Autre solution, soutenue par le Parlement européen et par plusieurs Etats membres dont l’Espagne, l’Italie ou la France, la mutualisation de la dette européenne via l’émission de “recovery bonds” . Pour faire face aux besoins de financement des politiques à moyen et long terme, la Commission s’endetterait au nom de l’Union européenne. Elle contracterait ainsi une dette communautaire auprès des banques, des fonds de pension et des fonds d’investissement. Avec là encore l’aide des Etats européens, explique Jérôme Creel : “Pour rassurer ces fonds, l’émission obligataire serait 100% garantie par les Etats de l’UE, peut-être au prorata de leur richesse. Dans cette configuration, elle serait donc principalement garantie par les grands Etats de l’UE qui disposent d’une signature -c’est-à-dire d’une qualité obligataire parmi les meilleures au monde- ce qui assure probablement à ces obligations la meilleure note.” Sur cette question, la Commission devra composer avec les divisions profondes qui opposent les Etats aux finances publiques les plus saines aux Etats les plus endettés.

Comment ces fonds pourraient-ils être redistribués ?

Autre question épineuse sur laquelle la Commission devra trouver un compromis : le mode de redistribution de ces financements, qu’ils proviennent du budget pluriannuel ou du fonds de relance. “A ce sujet, l’exécutif devra composer avec les deux camps qui se sont formés au Conseil : les partisans des prêts à faible taux d’intérêt et les partisans de transferts directs” , résume Jérôme Creel. La solution des prêts à taux faibles, soutenue par les Etats “frugaux” , bien souvent contributeurs nets au budget européen, leur permettrait d’éviter des transferts directs de richesse de leur territoire vers les Etats les plus endettés. Un scénario néanmoins risqué, prévient Jérôme Creel : “Considérer qu’on aide l’Italie, qui est très endettée, en laissant sa dette augmenter, est une erreur sur le long terme. L’Italie n’aura que l’avantage de se financer à des taux d’intérêts très bas, mais sa dette continuera à s’alourdir. Au prochain choc économique, elle ne pourra pas jouer sur sa politique budgétaire. Et comme elle fait partie de la zone euro elle ne peut donc pas jouer sur le volet monétaire. Or, son risque de défaut a déjà augmenté. Elle risque de se retrouver dans une situation critique à l’avenir.” De plus, les bénéfices réels de ces prêts semblent limités. Dans un article, co-signé avec les économistes Xavier Ragot et Francesco Saraceno, Jérôme Creel démontre ainsi que les fonds du Mécanisme européen de stabilité permettraient d’apporter un soutien minime à l’Italie, à hauteur de 0,04% de son PIB.
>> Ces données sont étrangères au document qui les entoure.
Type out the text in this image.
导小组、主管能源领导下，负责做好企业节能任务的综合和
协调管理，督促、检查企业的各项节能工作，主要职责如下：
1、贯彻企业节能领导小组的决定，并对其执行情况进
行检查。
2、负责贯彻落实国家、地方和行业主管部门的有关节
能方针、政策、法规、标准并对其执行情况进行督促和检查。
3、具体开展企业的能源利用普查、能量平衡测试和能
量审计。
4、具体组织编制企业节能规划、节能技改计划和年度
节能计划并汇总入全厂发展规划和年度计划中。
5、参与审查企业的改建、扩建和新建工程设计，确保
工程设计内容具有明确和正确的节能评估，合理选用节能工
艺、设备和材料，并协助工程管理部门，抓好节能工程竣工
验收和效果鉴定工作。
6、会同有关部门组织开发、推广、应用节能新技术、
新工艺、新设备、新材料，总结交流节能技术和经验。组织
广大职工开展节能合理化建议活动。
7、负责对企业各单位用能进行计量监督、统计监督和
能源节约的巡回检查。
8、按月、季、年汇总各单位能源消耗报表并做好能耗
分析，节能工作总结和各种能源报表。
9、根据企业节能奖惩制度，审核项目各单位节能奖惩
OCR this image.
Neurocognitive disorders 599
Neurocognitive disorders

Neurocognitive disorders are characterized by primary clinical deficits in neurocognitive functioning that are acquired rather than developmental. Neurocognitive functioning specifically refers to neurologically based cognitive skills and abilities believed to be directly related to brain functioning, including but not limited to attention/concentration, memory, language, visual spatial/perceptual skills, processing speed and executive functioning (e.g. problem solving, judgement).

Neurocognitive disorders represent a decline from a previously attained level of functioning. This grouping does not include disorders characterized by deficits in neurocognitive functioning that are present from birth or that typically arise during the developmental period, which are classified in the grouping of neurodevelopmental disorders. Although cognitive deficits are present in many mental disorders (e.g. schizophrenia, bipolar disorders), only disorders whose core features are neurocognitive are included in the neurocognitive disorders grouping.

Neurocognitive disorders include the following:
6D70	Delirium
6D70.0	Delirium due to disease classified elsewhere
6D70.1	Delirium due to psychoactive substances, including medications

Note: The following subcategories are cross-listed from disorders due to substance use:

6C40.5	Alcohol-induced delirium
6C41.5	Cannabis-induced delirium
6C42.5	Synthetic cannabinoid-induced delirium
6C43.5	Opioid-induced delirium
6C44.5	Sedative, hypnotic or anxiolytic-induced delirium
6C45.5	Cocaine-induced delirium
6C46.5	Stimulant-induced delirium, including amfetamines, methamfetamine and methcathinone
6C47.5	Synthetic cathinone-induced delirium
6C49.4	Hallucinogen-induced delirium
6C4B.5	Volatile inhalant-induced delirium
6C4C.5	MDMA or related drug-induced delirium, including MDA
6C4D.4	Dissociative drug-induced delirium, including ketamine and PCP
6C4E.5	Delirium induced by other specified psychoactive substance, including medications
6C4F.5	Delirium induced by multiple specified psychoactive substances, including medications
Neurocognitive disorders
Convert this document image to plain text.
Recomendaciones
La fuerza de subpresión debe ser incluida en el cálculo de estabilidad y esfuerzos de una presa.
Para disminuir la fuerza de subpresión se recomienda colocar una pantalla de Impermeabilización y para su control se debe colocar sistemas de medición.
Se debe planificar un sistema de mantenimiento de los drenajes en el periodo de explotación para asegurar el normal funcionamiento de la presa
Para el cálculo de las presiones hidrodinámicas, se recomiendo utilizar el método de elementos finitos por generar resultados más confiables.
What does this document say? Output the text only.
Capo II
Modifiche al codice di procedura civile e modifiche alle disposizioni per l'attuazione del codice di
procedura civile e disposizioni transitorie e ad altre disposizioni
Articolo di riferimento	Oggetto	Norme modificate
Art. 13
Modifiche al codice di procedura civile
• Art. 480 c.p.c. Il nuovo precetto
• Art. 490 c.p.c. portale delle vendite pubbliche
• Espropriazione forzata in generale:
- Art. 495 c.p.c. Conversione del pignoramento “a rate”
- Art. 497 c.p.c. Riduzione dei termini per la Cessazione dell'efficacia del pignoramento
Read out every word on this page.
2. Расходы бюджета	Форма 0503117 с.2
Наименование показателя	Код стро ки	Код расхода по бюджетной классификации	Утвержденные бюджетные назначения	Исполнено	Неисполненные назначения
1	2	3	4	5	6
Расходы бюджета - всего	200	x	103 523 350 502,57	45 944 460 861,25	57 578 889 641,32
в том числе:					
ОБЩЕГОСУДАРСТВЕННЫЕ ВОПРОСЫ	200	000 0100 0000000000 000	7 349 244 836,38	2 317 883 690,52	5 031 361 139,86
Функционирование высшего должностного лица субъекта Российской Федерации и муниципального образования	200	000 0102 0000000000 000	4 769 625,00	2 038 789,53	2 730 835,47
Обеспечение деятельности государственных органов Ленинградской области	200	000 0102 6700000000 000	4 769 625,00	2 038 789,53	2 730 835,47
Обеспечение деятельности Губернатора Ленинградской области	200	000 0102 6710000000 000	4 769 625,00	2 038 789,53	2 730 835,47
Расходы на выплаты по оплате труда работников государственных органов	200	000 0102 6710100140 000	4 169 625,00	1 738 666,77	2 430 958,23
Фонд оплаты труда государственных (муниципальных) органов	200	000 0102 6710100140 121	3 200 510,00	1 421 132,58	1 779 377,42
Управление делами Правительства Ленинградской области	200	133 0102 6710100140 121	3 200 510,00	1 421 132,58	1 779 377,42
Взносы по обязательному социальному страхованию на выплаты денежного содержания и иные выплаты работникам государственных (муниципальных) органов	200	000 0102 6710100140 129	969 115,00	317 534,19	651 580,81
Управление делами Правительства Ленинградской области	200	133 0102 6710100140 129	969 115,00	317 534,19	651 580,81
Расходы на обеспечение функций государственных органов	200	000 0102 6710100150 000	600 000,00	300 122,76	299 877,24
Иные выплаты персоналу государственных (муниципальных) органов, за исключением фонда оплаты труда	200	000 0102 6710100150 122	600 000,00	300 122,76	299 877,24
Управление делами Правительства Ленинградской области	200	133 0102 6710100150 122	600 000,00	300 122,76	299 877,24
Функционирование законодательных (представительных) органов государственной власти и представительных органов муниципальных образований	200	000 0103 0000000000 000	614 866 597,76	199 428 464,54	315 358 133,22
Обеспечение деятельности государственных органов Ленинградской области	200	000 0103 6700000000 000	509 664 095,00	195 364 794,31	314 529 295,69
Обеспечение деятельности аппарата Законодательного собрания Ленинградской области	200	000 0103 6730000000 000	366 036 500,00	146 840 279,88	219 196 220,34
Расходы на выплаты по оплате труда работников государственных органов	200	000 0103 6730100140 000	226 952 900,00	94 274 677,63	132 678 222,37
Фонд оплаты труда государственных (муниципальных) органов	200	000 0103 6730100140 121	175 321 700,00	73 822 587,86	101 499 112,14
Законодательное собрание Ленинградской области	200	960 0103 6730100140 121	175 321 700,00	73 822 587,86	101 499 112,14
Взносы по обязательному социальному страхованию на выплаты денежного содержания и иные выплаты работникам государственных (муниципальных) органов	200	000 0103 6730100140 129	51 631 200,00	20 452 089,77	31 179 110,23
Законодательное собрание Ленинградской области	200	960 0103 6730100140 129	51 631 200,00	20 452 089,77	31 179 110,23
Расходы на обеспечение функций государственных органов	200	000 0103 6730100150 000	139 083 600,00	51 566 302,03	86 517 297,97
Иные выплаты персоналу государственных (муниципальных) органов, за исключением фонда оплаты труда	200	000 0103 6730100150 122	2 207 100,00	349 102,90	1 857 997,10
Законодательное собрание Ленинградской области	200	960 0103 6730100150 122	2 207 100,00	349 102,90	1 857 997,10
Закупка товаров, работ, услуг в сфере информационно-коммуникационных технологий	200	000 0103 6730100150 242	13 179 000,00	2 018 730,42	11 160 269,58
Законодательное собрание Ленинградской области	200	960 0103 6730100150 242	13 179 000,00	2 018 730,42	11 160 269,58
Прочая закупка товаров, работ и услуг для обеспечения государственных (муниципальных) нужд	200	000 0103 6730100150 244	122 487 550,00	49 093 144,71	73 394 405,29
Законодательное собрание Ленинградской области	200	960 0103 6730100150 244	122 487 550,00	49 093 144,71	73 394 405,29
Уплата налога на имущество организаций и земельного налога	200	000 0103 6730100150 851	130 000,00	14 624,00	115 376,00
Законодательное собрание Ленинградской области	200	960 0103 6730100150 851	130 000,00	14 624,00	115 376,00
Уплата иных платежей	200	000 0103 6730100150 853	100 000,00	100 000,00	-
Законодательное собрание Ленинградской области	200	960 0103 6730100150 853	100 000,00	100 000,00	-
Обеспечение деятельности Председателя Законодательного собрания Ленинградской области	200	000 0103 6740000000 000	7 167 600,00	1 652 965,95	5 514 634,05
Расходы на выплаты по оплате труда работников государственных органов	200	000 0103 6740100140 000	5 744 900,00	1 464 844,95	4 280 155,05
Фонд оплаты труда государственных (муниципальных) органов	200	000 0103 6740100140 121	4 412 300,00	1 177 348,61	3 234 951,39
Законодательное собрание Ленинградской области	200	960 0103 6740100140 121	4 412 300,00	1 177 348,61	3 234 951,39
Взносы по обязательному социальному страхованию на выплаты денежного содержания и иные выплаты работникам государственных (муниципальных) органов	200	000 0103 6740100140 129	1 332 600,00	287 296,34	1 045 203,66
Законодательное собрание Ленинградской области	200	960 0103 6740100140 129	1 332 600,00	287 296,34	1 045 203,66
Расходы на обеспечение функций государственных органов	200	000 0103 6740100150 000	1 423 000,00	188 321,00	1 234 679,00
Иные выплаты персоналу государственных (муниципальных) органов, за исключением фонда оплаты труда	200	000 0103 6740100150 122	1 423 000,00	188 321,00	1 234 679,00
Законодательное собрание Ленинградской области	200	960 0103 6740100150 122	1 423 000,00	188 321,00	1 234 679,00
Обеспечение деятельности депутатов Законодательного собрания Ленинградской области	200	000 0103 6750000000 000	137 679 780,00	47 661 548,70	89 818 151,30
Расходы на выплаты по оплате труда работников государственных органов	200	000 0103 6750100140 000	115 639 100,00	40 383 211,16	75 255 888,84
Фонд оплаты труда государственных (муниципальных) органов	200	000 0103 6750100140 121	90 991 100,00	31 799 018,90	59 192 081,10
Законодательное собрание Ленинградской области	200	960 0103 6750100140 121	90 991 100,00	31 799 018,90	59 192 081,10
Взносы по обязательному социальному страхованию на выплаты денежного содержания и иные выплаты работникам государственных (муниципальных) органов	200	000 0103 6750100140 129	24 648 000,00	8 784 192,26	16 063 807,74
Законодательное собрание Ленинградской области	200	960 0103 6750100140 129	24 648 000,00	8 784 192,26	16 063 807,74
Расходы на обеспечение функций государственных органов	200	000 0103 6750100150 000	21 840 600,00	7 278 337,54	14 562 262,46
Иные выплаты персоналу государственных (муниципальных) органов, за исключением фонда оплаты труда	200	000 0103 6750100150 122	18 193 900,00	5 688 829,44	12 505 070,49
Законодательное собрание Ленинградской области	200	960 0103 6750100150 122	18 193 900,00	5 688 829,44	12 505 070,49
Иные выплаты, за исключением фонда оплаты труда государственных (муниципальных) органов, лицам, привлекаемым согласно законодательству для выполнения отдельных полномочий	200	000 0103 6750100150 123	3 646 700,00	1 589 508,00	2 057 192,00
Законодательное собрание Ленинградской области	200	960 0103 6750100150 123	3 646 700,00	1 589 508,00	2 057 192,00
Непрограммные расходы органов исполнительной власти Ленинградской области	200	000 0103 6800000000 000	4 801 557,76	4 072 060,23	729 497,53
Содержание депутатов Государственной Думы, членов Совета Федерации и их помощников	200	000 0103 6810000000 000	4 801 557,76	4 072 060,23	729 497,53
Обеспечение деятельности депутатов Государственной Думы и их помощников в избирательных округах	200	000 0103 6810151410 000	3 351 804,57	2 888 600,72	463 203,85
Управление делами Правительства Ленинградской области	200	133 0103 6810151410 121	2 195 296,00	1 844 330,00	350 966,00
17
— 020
L’autre solution, plus solidaire, consisterait donc en des transferts des Etats les plus riches aux territoires les plus touchés par la crise, sur le modèle du budget européen, avec la PAC et les politiques structurelles. Reste néanmoins à en définir les règles et les montants. Or, “on ne sait pas si la clé de répartition du fonds de relance sera similaire au budget européen classique.” C’est cette inconnue qui permettra de jauger le niveau de mutualisation du fonds de relance, et donc sa capacité à favoriser une reprise équilibrée sur l’ensemble du territoire européen. Une inconnue qui participe à alimenter une “crainte” chez Jérôme Creel : “Il se peut que la Commission présente un projet aux atours ambitieux mais, le diable étant dans les détails, qu’il ne s’agisse pas d’une impulsion aussi importante et aussi nouvelle qu’on voudrait nous le faire croire car elle dépend de nombreuses variables comme le nombre d’années sur lequel elle court, le mode de redistribution ou encore le mode de contribution.”